Most states have programs that serve the needs of children and families. Some of these programs are more effective than others, and some are so effective that their methods bear replication across the nation. However, policymakers must invest significant time researching which programs have good, measurable outcomes.
Family health organizations in California, Colorado, Georgia, and Missouri hoped to improve the performance of their programs serving families and children, but none had easy access to information about what had worked elsewhere, and how to measure the results. In fact, representatives from these states discovered that they had all commissioned the same research.
In 1998, the state organizations agreed to band together to produce a comprehensive brief, but soon realized that their cooperation was hard to sustain without an outside party. RAND, a think-tank committed to promoting evidence-based policymaking, joined the team in 2001 to create a website called the Promising Practices Network, or PPN.

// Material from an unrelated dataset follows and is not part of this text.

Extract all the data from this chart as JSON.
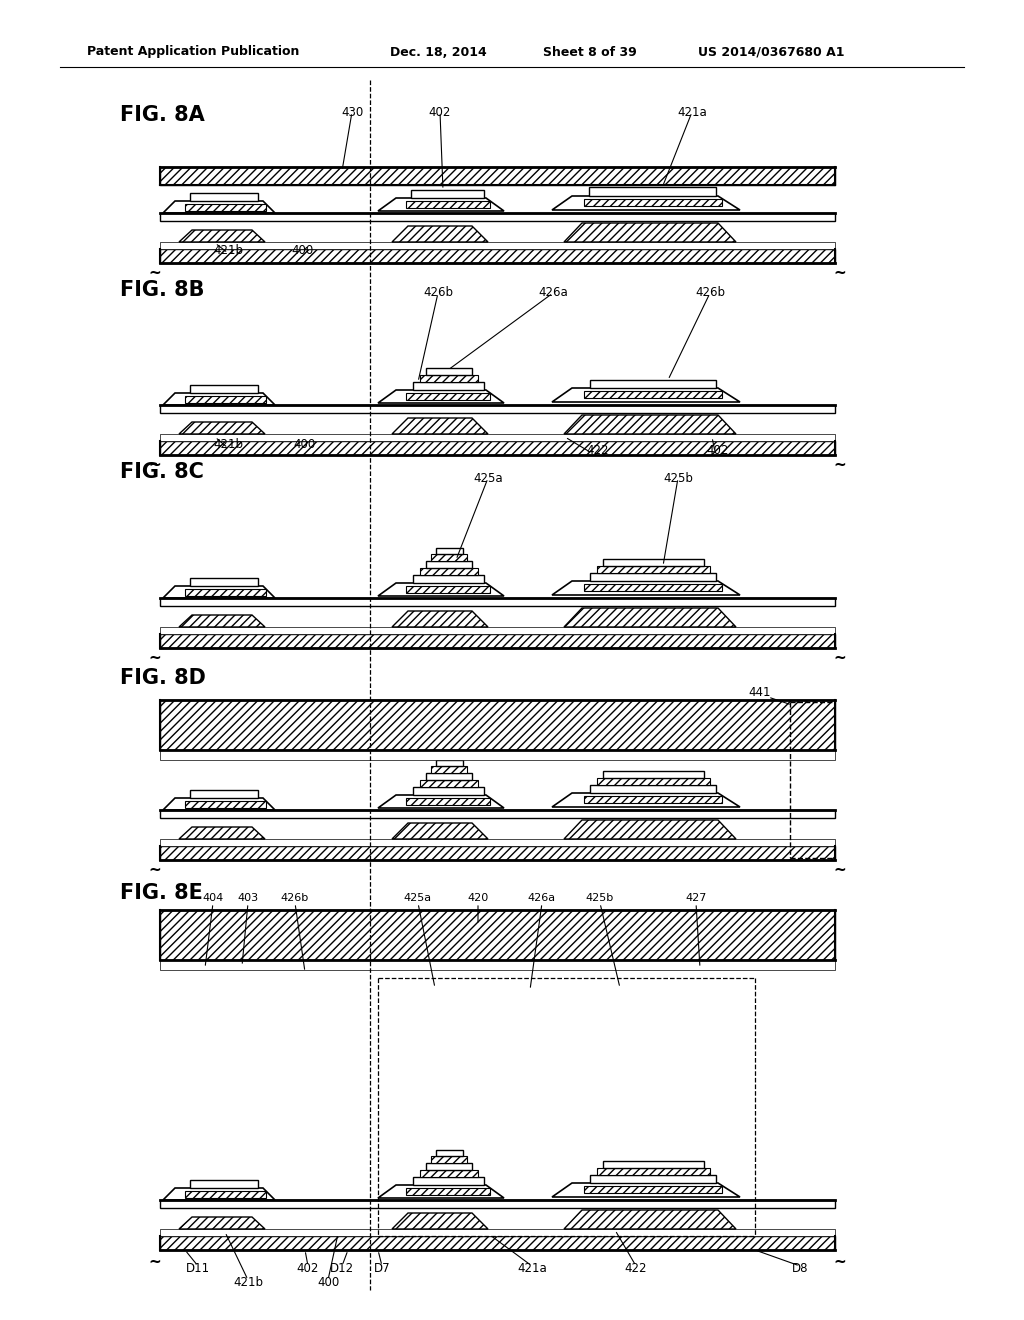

The PPN website provides information about two different types of programs, categorized by the types of evidence used to measure their success. "Proven programs" demonstrate substantial, statistically significant improvements in at least one outcome, as measured by trials with random controls and sample sizes of 30 or more.
PPN also provides information about "Promising Programs," or programs that do not have enough evidence to be proven performers, but show definite potential for positive change. Significant outcomes must be demonstrated for these programs as well, but their samples may have some weaknesses or studies may have sample sizes of ten or more.
In addition to allowing state decision-makers access to information about programs that have been evaluated as effective, PPN's evaluation system also provides insight into programs that address family needs that are not well studied, like learning disabilities and disorders caused by frequent moving. Policymakers, thus, have access to information that can help them replicate successful programs, as well as innovate and embroider on others that have shown potential.
RAND customizes each state's page of the website to give prominence to programs that meet individual state's policy objectives. For instance, California Governor Arnold Schwarzenegger's enthusiasm for after-school programs prompted RAND to highlight effective after-school programs on California's page. The site offers a place for practitioners to discuss how they use the material. Weekly newsletters inform subscribers about new studies.
The group's efforts to create a compelling website that reaches a broad audience of governmental officials have been extremely successful. PPN's evaluations are available to states and other governments that are not members. Between RAND's entrance into the partnership in 2001 and 2005, the average number of unique visitors per month to the site grew more than sevenfold, from 964 to 6929.